Alvorens dan ook van de welverdiende rust in de kalmerende serre te kunnen genieten ga ik, gewapend met stofzuigerslang, de insecticiden te lijf. De zuigkracht van het gele monster met blije ogen is imponerend. Geen enkel dier lijkt veilig voor dit multifunctionele apparaat. Zelfs de python zou zijn beste beentje voor moeten zetten. Zou hij deze hebben. Ik zuig het plafond weer smetteloos wit en de gordijnen insectenvrij. Het is vervolgens goed toeven in de serre. Na een succesvolle jacht.

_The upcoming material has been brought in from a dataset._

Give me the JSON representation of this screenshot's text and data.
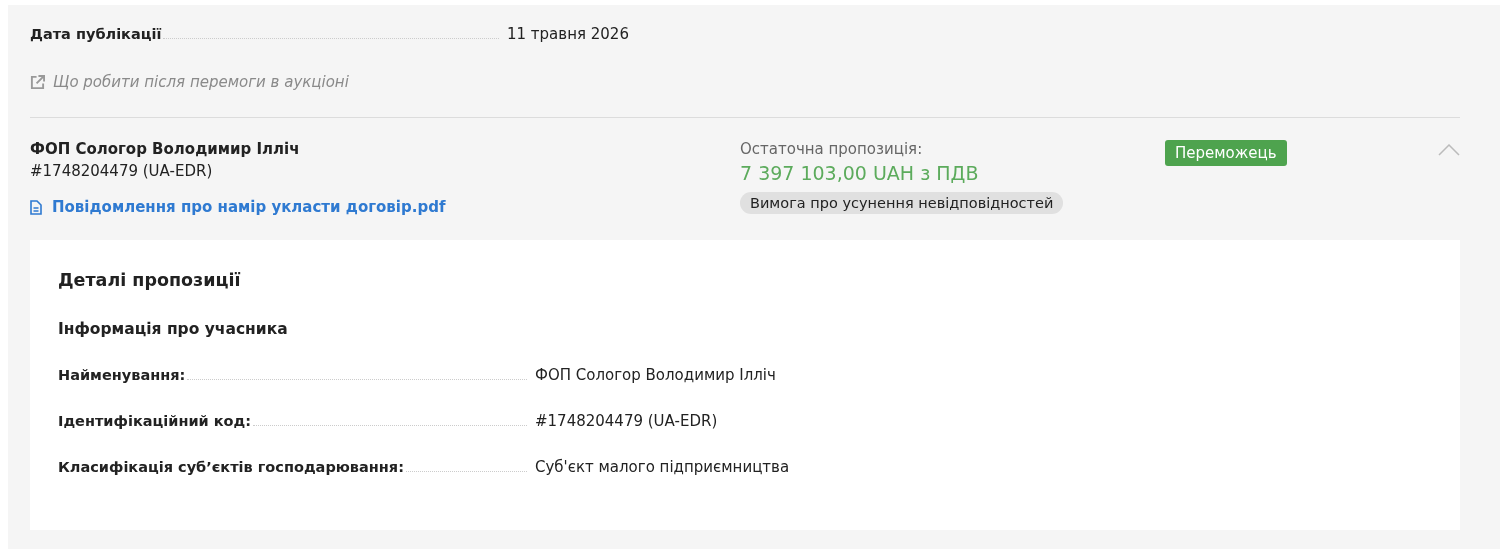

Ik spaar hierbij overigens mijn geleedpotige kompaan. De spin. Tot ze te dichtbij komen. Dan is ingrijpen gewenst.

zondag 25 september 2011

Huwelijksboot

Ondanks dat ik haar bestuurderscapaciteiten vooraf nogal flauw in twijfel had getrokken, manoeuvreerde zij de gigantische touringcar met souplesse door de smalle Weesper straten. Armen als bielzen. Klein postuur maar stevig van stuk. Dit was pas een touringcarwijf in optima forma. De bocht niet gehaald? Even achteruit insteken. Die vrouw beheerste het gevaarte zoals Anky van Grunsven ooit Bonfire. Het laatste stukje weg naar onze eindbestemming diende te voet te worden afgelegd. Onbereikbaar voor de touringcar. Ze was er ziek van. Dat stoere wijf. Haar missie was niet volledig geslaagd. Een ware prof.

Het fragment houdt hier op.